27.10.11

La plaza y el hombre

Había una plaza. No sabría decir si en todo el mundo las historias suceden en plazas, pero acá, por estos pagos al menos, sí. La plaza esta, no tan grande como debería después de tanto años de agrandarse, tenía pies. Esta plaza siempre tiene pies. El recubrimiento de los pies fue cambiando con cada tiempo, también las cantidades y las pisadas. Hubo épocas donde sólo se llenaba de elegantes zapatos lustrados. Pasó, sin embargo por unas alpargatas avejentadas y pies descalzos. Se llenó de botas unos años, muchas botas, y se cambió por zapatos de mujer, en ese caso eran de a cuatro. Rondas de cuatro pies en zapatos de mujer.

La plaza, esta vez, se llenó de zapatillas gastadas. Estaba la plaza, con sus zapatillas a cuestas y, como en la mayor parte de los casos, las zapatillas llevaban a cuestas personas. Las personas arrastraban las zapatillas, aunque a veces, entre un canto de angustia solían volar a unos centímetros lejos del suelo. Cuando eso pasaba, hay quienes sostenían, la plaza sonreía; de alivio diría cualquiera. Pero no. La plaza sonreía de alegría, había escuchado que había muerto alguien. Esa plaza, si de algo sabe, es de sangre. Justamente aquel que había muerto, le contaron, era el responsable de que hace años ella no tuviese que andar limpiándose esas manchas rojas, las cuales acumulaba con una sabia tristeza. La plaza sonreía, no tanto por la ausencia de sangre, o por la muerte del hombre, sino que sonreía porque había aprendido que cuando la gente salta es porque algo todavía queda. La plaza recordó esos tiempos donde nadie andaba despegando los pies de sus pastos bajo canticos difusos. El hombre que había muerto, recordó la plaza, era quién había logrado responsabilizar a los responsables de tanto pie pegado al piso.
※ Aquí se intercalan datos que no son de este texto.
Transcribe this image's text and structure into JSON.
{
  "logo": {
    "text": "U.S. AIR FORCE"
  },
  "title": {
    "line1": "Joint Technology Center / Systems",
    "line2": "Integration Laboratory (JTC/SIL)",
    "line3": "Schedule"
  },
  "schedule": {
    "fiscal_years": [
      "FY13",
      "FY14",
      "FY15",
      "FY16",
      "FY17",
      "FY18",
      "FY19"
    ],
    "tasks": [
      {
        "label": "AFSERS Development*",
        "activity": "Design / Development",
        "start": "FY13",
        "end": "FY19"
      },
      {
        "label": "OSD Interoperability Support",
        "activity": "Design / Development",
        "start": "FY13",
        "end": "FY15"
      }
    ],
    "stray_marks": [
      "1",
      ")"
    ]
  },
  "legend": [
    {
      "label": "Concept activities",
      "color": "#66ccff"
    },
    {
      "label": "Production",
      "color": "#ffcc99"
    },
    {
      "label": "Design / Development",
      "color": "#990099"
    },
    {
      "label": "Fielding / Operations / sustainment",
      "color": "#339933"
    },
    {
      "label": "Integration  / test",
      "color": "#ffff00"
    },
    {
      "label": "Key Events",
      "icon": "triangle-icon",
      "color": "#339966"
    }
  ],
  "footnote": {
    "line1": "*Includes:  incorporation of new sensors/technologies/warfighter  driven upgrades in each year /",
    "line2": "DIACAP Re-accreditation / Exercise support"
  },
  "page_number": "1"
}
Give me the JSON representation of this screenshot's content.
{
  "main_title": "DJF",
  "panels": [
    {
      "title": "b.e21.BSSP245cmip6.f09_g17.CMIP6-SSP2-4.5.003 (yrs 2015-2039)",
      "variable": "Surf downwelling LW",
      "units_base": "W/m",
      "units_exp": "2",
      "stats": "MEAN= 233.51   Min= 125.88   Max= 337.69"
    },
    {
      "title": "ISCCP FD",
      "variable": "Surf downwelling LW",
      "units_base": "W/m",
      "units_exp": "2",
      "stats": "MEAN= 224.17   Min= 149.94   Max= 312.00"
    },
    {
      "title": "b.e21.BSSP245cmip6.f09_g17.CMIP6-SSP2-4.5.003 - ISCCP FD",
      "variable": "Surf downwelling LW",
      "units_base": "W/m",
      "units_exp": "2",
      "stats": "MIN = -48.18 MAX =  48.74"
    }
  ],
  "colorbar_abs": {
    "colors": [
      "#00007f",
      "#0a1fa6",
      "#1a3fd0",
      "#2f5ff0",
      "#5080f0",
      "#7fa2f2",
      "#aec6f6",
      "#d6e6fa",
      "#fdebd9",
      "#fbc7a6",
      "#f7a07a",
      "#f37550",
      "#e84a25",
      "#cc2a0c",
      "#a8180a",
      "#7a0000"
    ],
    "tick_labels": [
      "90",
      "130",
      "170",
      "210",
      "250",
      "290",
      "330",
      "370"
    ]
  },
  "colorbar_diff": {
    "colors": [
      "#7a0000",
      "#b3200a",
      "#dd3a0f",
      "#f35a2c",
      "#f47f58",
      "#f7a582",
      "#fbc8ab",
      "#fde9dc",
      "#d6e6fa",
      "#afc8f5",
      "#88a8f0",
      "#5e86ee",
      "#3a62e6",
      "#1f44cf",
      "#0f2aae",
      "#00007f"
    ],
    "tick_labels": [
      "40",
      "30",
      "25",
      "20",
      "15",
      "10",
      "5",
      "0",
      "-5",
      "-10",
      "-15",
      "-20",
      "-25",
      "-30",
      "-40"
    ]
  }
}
Las personas, que también es costumbre en este país que las historias sean con personas, estaban con los ojos aguados. Los ojos que andaban exprimiendo las lágrimas, sabían que ese llanto repercutía tanto en la plaza como en el alma. Las personas, que lloraban y percutían la plaza con sus saltos, se desgarraron la garganta con gritos agrios y dulces. Las personas eran conscientes de que aquel dolor en el alma y ese desgarramiento de las cuerdas vocales, de ahora en más, sería permanente. Las personas, sin poder evitarlo, se encontraron en una contradicción magnífica entre el luto de este octubre maldito y la esperanza de esa plaza tan repleta como la de aquel octubre bendito. Las personas pensaron que era mejor no pensar, también creyeron en cosas que no creían y miraron a cielos donde, racionalmente, sabían que no había nada. Las personas recordaron al hombre, a ese que tantas sonrisas les había producido, ese que tantas gargantas había curado, ese que había roto sus silencios, ese que había vuelto a llenar a la plaza.

El hombre, por su lado, estaba encerrado y libre. Una parte de él andaba con claustrofobia. La otra parte, en la plaza. El hombre era bien inteligente, y pensó que para qué le serviría tanto libro ancho ahora. El hombre, antes de meterse en las gargantas, visitó a su mujer. La mujer del hombre no podía dejar de salpicar angustia. El hombre besó a su mujer, recordando con el cuerpo incorporo, ese primero, de unos 35 años atrás. La mujer recordó lo mismo. El hombre miró a su mujer y la notó, tal vez, más hermosa de lo que nunca podría haberla notado. El hombre la vio fuerte y débil y quiso quedarse. El hombre se enojó un poco hasta que escuchó un par de palos en una par de parches. El hombre sintió su plaza, que de ahí en más sería suya. El hombre, ese que había hecho algunas cosas que quedarían grabadas en piedras, sonrió de costado y cuatro lágrimas le cayeron de cada ojo.

El hombre pisó la plaza, quién sonrió porque el hombre la andaba despacito. Las personas lloraron y el hombre les tocó el hombro a cada una. Las personas sintieron al hombre, que fue dejando pedazos de él en cada quién que rozaba con la mano. Las gargantas se desgarraron juntas en un canto único. El hombre caminó para el Sur. Por qué, no sabría decirlo, pero acá en este pago grande, que es mi país, todas las historias terminan en el Sur.